One of the most valued skills employers are looking for in an employee is the ability to collaborate. This doesn’t just mean being “nice,” it means being able to be part of a productive and efficient team that gets the job done. And while a significant amount of adult time is devoted to teaching very young kids the basics of playing well with others, as students enter into middle and high school, little attention is given to developing a student’s ability to collaborate. At the same time, every teacher has experienced the pain that comes with student collaboration. Whether it’s one student doing most of the work, several students complaining about a “slacker” who’s not doing anything, high achieving students (or their parents) complaining about group grading, or your own frustrations with trying to determine who did the work and has mastered the content, doing collaborative projects with students can often seem harder than just keeping the kids in rows quietly doing their individual assignments. One of the best strategies is establishing team contracts. Whether you provide a template or let the students create one from scratch, the contract should reflect the best thinking of the team. It is important that the task of creating a team contract not feel like an arbitrary or perfunctory task. Rather, students should know that they are in charge of defining how their group will work together and they can agree to add whatever they feel is necessary to achieve success. You will find, over time, that some students get very good at writing contracts that hold everyone accountable to a high standard.
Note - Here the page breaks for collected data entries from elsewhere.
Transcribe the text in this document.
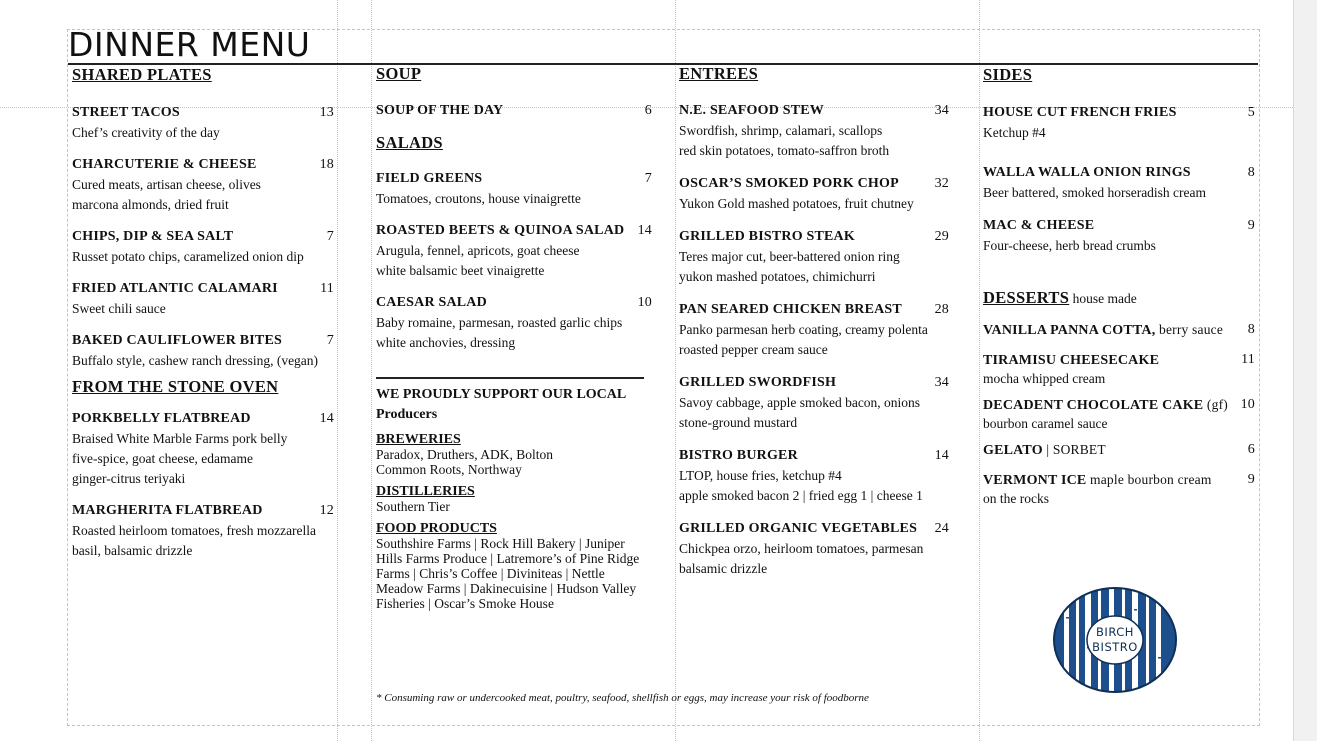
DINNER MENU
SHARED PLATES
STREET TACOS	13
Chef’s creativity of the day
CHARCUTERIE & CHEESE	18
Cured meats, artisan cheese, olives
marcona almonds, dried fruit
CHIPS, DIP & SEA SALT	7
Russet potato chips, caramelized onion dip
FRIED ATLANTIC CALAMARI	11
Sweet chili sauce
BAKED CAULIFLOWER BITES	7
Buffalo style, cashew ranch dressing, (vegan)
FROM THE STONE OVEN
PORKBELLY FLATBREAD	14
Braised White Marble Farms pork belly
five-spice, goat cheese, edamame
ginger-citrus teriyaki
MARGHERITA FLATBREAD	12
Roasted heirloom tomatoes, fresh mozzarella
basil, balsamic drizzle
SOUP
SOUP OF THE DAY	6
SALADS
FIELD GREENS	7
Tomatoes, croutons, house vinaigrette
ROASTED BEETS & QUINOA SALAD 14
Arugula, fennel, apricots, goat cheese
white balsamic beet vinaigrette
CAESAR SALAD	10
Baby romaine, parmesan, roasted garlic chips
white anchovies, dressing
WE PROUDLY SUPPORT OUR LOCAL
Producers
BREWERIES
Paradox, Druthers, ADK, Bolton
Common Roots, Northway
DISTILLERIES
Southern Tier
FOOD PRODUCTS
Southshire Farms | Rock Hill Bakery | Juniper
Hills Farms Produce | Latremore’s of Pine Ridge
Farms | Chris’s Coffee | Diviniteas | Nettle
Meadow Farms | Dakinecuisine | Hudson Valley
Fisheries | Oscar’s Smoke House
ENTREES
N.E. SEAFOOD STEW	34
Swordfish, shrimp, calamari, scallops
red skin potatoes, tomato-saffron broth
OSCAR’S SMOKED PORK CHOP	32
Yukon Gold mashed potatoes, fruit chutney
GRILLED BISTRO STEAK	29
Teres major cut, beer-battered onion ring
yukon mashed potatoes, chimichurri
PAN SEARED CHICKEN BREAST 28
Panko parmesan herb coating, creamy polenta
roasted pepper cream sauce
GRILLED SWORDFISH	34
Savoy cabbage, apple smoked bacon, onions
stone-ground mustard
BISTRO BURGER	14
LTOP, house fries, ketchup #4
apple smoked bacon 2 | fried egg 1 | cheese 1
GRILLED ORGANIC VEGETABLES 24
Chickpea orzo, heirloom tomatoes, parmesan
balsamic drizzle
SIDES
HOUSE CUT FRENCH FRIES	5
Ketchup #4
WALLA WALLA ONION RINGS	8
Beer battered, smoked horseradish cream
MAC & CHEESE	9
Four-cheese, herb bread crumbs
DESSERTS house made
VANILLA PANNA COTTA, berry sauce 8
TIRAMISU CHEESECAKE	11
mocha whipped cream
DECADENT CHOCOLATE CAKE (gf) 10
bourbon caramel sauce
GELATO | SORBET	6
VERMONT ICE maple bourbon cream	9
on the rocks
* Consuming raw or undercooked meat, poultry, seafood, shellfish or eggs, may increase your risk of foodborne
BIRCH
BISTRO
STARTER SET OF CRITERIA FOR A GREAT TEAM CONTRACT
- Includes the names and contact information of the people in the group
- Clearly states the goals and norms of the group
- States specifically the roles and responsibilities of each team member
- Lists the rules and behavior expectations of the group members, including where they will post shared documents and resources
- Describes the warnings and disciplinary actions that the group can take (including the appropriate steps to being fired from a group)
- Holds team members accountable to their performance on the task or project
- A place for each team member’s signature as a sign of their understanding and commitment to the team
A huge benefit to structuring collaboration is that peer pressure begins to work in your favor. As puberty sets in, teenagers tend to differentiate from adults and begin to worry more about what their friends think about them than what their parents or teachers think. For students that need a little extra motivation to get their homework done, the knowledge that their peers are counting on them might just do the trick.
MORE QUICK TIPS
1. Teach Collaboration
Most kids don’t know how to effectively collaborate. They might know how to get along and how to share, but they usually don’t know how to define tasks, assign roles or track progress. It is important for you to scaffold effective collaboration, especially if students have little experience with complex group tasks. Consider having regular check-in meetings with the team to model project management skills, providing team meeting agenda templates or protocols for when they meet without you. Distribute a “collaboration rubric” at the beginning of the project and regularly have the teams reflect on it throughout the project. Or better yet, have the students create the rubric. For students new to project-based learning, supporting their acquisition of collaboration skills is just as important as scaffolding the course content, so make time for it.
2. Benchmarks and Tracking
Develop a clear set of benchmarks so that you can hold groups accountable. The younger and less experienced the students are, the more benchmarks you will need. Older students should be weaned down to a few larger benchmarks or taught to create their own benchmarks. Also, consider some sort of public way to track team progress through the benchmarks, such as a simple sheet of butcher paper with checkmarks for completion. This lets teams know when they are falling behind.
3. Individual and Group Tasks
Be sure to have a balance of both individual and group tasks. This ensures that everyone is held accountable for their parts and helps you identify students who are falling behind. “Flipped” classroom models are a great example of how a class might use class time for things that require face-to-face communication, while using time at home to complete tasks that are more individual in nature.
4. Value Diversity
Keep your groups mid-sized. While large groups tend to allow more room for “freeloading,” groups that are too small (3 or less) can lack enough diversity and may not allow divergent thinking to occur. Unless you have a very good reason to do otherwise, groups of 4-5 students work best. Make sure the groups are gender balanced, have students that represent a variety of perspectives and skill levels, and teach students to respect the viewpoints of others. Finally, I’ll remind you that learning to collaborate effectively takes time and that it would be a mistake to abandon group projects just because the students are having difficulty. They get better at it, especially if the students are experiencing group activities throughout their school day. Train yourself to see their struggles as part of the learning process and not as a permanent state of being. The better they get, the more fun you can have.
Paul Curtis was one of the founding staff at the innovative New Technology High School in Napa, California, which is recognized in the U.S. as a national leader in education reform. Paul became a strong advocate for school restructuring and educational reform and in 2001, shifted his focus from his own classroom to the significant challenge of school design. Paul is currently the Director of District Development at New Tech Network, a social enterprise focused on ensuring that every student experiences meaningful personalized learning that allows him or her to thrive in college, career and civic life.